Aquella noche no lloré. Recuerdo que estuve mucho rato despierto en la cama, con la mirada perdida en el techo de mi nueva habitación, preguntándome qué diría el granjero Lockwood cuando se enterase de que tenía un refugiado en su casa. Era época de cosecha y, a lo que parece, el nombre no volvería a casa hasta después de que yo me hubiera metido en cama. En un momento dado, oí la voz de un hombre que hablaba lentamente y con gran solemnidad, pero después advertí que se trataba de las noticias de las nueve, retransmitidas por radio. Al poco rato, me sumí en un profundo sueño.
No sé con certeza cuándo hablaron a George Lockwood de mi existencia. Tengo fundadas sospechas para creer que las mujeres de la casa mantuvieron en secreto mi presencia por lo menos un día entero. Mi presentación al dueño estuvo muy orquestada. A las cuatro de la tarde del día siguiente la señora Lockwood cogió una gran cesta en la que puso unos panecillos acabados de sacar del horno y un cuenco de crema de leche y nos dirigimos con ella al campo donde trabajaban los hombres. Yo llevaba la jarra de sidra con la que debía llenar sus vasijas hasta el tope. Cada hombre tenía su pichel o su vasija de madera, en forma de barril, con su corcho y su tapón de aire. No paraban un momento de requerirme, superándose unos a otros en la articulación de mi nombre, pronunciado en lo que se me antojaba acentos típicos de la clase campesina. Había como mínimo nueve hombres y Barbara, todos sentados alrededor de la cesta. La sonrisa de Barbara me turbaba de tal modo que, al servir la sidra al hombre que tenía a su izquierda, derramé una parte. Éste se levantó al momento y, agarrándome por el brazo, me dio un susto soberano.

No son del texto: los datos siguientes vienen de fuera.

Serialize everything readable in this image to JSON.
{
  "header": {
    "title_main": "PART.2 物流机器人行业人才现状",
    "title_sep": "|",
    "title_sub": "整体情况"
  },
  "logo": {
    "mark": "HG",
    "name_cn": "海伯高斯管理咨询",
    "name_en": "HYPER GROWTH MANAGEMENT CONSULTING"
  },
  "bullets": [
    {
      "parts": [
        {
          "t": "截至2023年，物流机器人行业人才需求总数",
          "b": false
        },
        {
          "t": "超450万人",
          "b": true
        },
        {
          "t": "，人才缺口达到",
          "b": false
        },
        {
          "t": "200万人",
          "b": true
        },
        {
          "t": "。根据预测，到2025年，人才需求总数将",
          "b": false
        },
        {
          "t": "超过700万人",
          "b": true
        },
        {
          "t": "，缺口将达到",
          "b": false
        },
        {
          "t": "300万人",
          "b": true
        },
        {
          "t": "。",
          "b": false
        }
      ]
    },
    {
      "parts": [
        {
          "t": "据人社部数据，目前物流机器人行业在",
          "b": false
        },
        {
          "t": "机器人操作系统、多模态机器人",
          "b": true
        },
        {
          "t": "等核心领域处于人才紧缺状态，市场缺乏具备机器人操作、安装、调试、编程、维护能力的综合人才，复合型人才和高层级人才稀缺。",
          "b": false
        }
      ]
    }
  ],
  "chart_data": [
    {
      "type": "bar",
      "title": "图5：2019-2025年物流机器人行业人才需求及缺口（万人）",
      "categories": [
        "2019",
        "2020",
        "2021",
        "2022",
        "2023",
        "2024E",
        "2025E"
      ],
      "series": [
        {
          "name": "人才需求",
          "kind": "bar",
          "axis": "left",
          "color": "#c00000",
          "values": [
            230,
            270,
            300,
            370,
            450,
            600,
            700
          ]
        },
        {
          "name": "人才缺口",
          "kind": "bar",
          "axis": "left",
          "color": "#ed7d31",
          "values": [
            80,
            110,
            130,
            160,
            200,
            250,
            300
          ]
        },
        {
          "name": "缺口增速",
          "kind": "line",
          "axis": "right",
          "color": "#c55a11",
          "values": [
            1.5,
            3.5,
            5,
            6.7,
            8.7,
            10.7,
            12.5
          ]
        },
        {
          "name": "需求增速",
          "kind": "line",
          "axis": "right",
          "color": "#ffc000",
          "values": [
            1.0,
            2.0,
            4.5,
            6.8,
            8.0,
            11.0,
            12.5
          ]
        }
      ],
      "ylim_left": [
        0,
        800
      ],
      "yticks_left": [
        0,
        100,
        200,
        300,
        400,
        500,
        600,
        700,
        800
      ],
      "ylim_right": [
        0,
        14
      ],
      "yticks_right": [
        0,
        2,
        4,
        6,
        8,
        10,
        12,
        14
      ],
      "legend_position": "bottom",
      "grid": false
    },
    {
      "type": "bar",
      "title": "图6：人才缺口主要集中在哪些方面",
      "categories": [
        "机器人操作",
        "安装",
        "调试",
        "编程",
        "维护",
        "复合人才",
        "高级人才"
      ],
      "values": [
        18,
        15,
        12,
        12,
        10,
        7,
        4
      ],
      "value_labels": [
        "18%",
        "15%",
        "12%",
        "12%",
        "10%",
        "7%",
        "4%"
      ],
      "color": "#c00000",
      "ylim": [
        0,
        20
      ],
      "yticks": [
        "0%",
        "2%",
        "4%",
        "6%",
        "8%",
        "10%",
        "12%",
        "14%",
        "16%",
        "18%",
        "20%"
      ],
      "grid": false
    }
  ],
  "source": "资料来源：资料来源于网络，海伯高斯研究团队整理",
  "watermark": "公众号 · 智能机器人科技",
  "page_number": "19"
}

Parte de la sidra se había derramado en su plato y él era el único que lo usaba para comer. Era un plato de color de rosa, con un ribete dorado en el borde. Resultaba un refinamiento muy curioso, porque aquel hombre era el más alto de todos, alrededor de un metro ochenta y cinco, y tenía los brazos cubiertos de vello y una serie de huecos entre los dientes. Además, tenía un ojo entrecerrado e inyectado de sangre.
Otro detalle de él me llamó la atención: llevaba corbata. No una corbata especial, a rayas, como la del señor Lillicrap, ni tampoco anudada con afectación, sino una corbata negra y llena de manchas, pero cuyo uso era un signo de clase, puesto que no tardé en descubrir que aquel hombre no era otro que el granjero, mi benefactor, el señor Lockwood.